A diferença como relação social refere-se à forma pela qual ela é constituída por discursos sistemáticos de contingência, sejam eles econômicos, políticos ou culturais, e pelas práticas institucionais. Um grupo articula esta diferença ao narrar as experiências históricas coletivas como um passado comum, tal como o legado da escravidão. Elas produzem as condições para as identidades coletivas, para os discursos compartilhados, mas não precisam se concretizar em comunidade.

A diferença como subjetividade é percebida como interioridade, mas o sujeito em processo é constituído em e através da experiência "interior" e "exterior". Essa formação da subjetividade é ao mesmo tempo social e subjetiva, "de onde o sujeito é entendido como descentrado e heterogêneo em suas qualidades e dinâmicas. A subjetividade então não é unificada nem fixada, mas fragmentada, constantemente em processo" (Idem, p. 368)

Na diferença como identidade, ela "pode ser entendida como o próprio processo pelo qual a multiplicidade, a contradição e a instabilidade da subjetividade são características coerentes, contínuas e estáveis; apresentando um núcleo - em constante mudança, mas de qualquer maneira um núcleo - que a qualquer momento é enunciado como o 'eu'" (Idem, p. 371). Para a autora, é problemático falar da identidade de maneira fixa, pois se trata de um processo, sendo mais apropriado referir-se à identificação. A identidade proclamada é uma construção; a identidade coletiva específica é um processo político.

A tipologia proposta por Brah parte da ideia de que não há identificação singular da diferença, nem predomínio de um marcador sobre outro.
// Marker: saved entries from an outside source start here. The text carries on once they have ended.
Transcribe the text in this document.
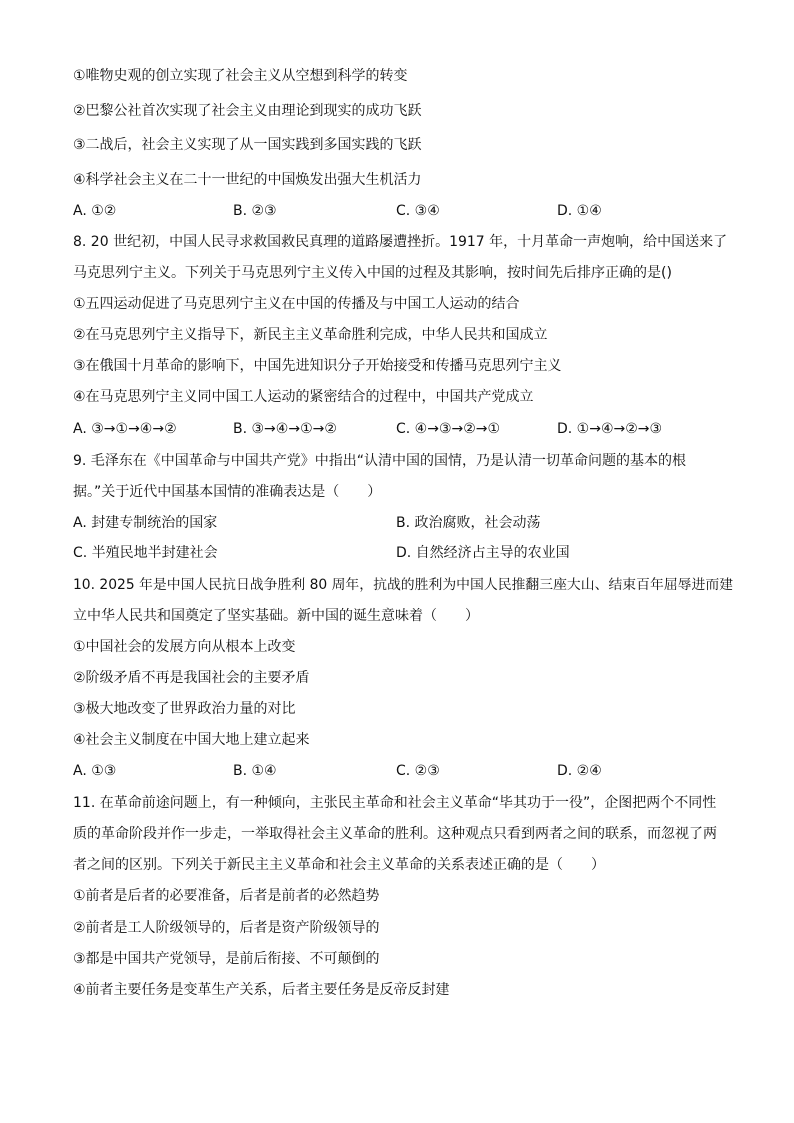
①唯物史观的创立实现了社会主义从空想到科学的转变
②巴黎公社首次实现了社会主义由理论到现实的成功飞跃
③二战后，社会主义实现了从一国实践到多国实践的飞跃
④科学社会主义在二十一世纪的中国焕发出强大生机活力
A. ①②	B. ②③	C. ③④	D. ①④
8. 20 世纪初，中国人民寻求救国救民真理的道路屡遭挫折。1917 年，十月革命一声炮响，给中国送来了
马克思列宁主义。下列关于马克思列宁主义传入中国的过程及其影响，按时间先后排序正确的是()
①五四运动促进了马克思列宁主义在中国的传播及与中国工人运动的结合
②在马克思列宁主义指导下，新民主主义革命胜利完成，中华人民共和国成立
③在俄国十月革命的影响下，中国先进知识分子开始接受和传播马克思列宁主义
④在马克思列宁主义同中国工人运动的紧密结合的过程中，中国共产党成立
A. ③→①→④→②	B. ③→④→①→②	C. ④→③→②→①	D. ①→④→②→③
9. 毛泽东在《中国革命与中国共产党》中指出“认清中国的国情，乃是认清一切革命问题的基本的根
据。”关于近代中国基本国情的准确表达是（　　）
A. 封建专制统治的国家	B. 政治腐败，社会动荡
C. 半殖民地半封建社会	D. 自然经济占主导的农业国
10. 2025 年是中国人民抗日战争胜利 80 周年，抗战的胜利为中国人民推翻三座大山、结束百年屈辱进而建
立中华人民共和国奠定了坚实基础。新中国的诞生意味着（　　）
①中国社会的发展方向从根本上改变
②阶级矛盾不再是我国社会的主要矛盾
③极大地改变了世界政治力量的对比
④社会主义制度在中国大地上建立起来
A. ①③	B. ①④	C. ②③	D. ②④
11. 在革命前途问题上，有一种倾向，主张民主革命和社会主义革命“毕其功于一役”，企图把两个不同性
质的革命阶段并作一步走，一举取得社会主义革命的胜利。这种观点只看到两者之间的联系，而忽视了两
者之间的区别。下列关于新民主主义革命和社会主义革命的关系表述正确的是（　　）
①前者是后者的必要准备，后者是前者的必然趋势
②前者是工人阶级领导的，后者是资产阶级领导的
③都是中国共产党领导，是前后衔接、不可颠倒的
④前者主要任务是变革生产关系，后者主要任务是反帝反封建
É a interseção entre os marcadores sociais que dá sentido ao self.

Este estudo procurou captar os discursos sobre a diferença na carreira dos advogados e advogadas, juízes e juízas. O trabalho de campo buscou localizar profissionais que aceitassem participar da pesquisa, por meio de contatos nos fóruns e nos escritórios de advocacia e por indicação de pares. As entrevistas foram realizadas por quatro pesquisadoras e um pesquisador, que se orientaram por um roteiro semiestruturado, obtendo autorização para gravá-las, preservando o anonimato do(a) entrevistado(a). Elas foram realizadas no local de trabalho, com duração variável entre 50 minutos e 2hs. Selecionaram-se mulheres e homens em diferentes momentos da carreira, na capital e no interior do estado. As entrevistas foram transcritas e trabalhadas no programa NVivo 9.

Foram realizadas 52 entrevistas: 24 com advogadas e advogados, 18 com juízes e juízas estaduais e 10 com juízas e juízes federais. Este artigo prioriza a caracterização da advocacia, analisando os dados sobre as sociedades de advogados em São Paulo, as entrevistas com profissionais dos escritórios da elite da advocacia na capital (11 milhões de habitantes) e com advogados(as) dos pequenos escritórios em duas cidades interioranas (80 mil e 110 mil habitantes4 4 Cf. trabalho vinculado a esta pesquisa realizado por Barbisan (2011). ). Isso deu visibilidade à grande distância social entre esses dois padrões de prática do Direito.

Nas entrevistas, abordaram-se o perfil e a trajetória profissional, as relações de gênero, a sexualidade de mesmo sexo e a convivência entre os colegas, enfatizando a diferença, a discriminação, a diversidade, a performance e a postura profissional. A caracterização da carreira judicial e os depoimentos de juízas e juízes foram examinados em Bonelli (2011). Apresenta-se aqui uma síntese das conclusões desse estudo para comparar com os discursos de advogados e advogadas.

A expansão das novas formas de organização da advocacia

Em 2011, havia 385 sociedades de advogados no estado de São Paulo filiadas ao Cesa, das quais 198 possuíam páginas na internet com dados disponíveis para coleta e análise. Elas foram agrupadas em três categorias: pequenas (1 a 9 advogados), médias (10 a 49 advogados) e grandes (50 advogados ou mais), resultando em 61 sociedades pequenas, 116 médias e 21 grandes.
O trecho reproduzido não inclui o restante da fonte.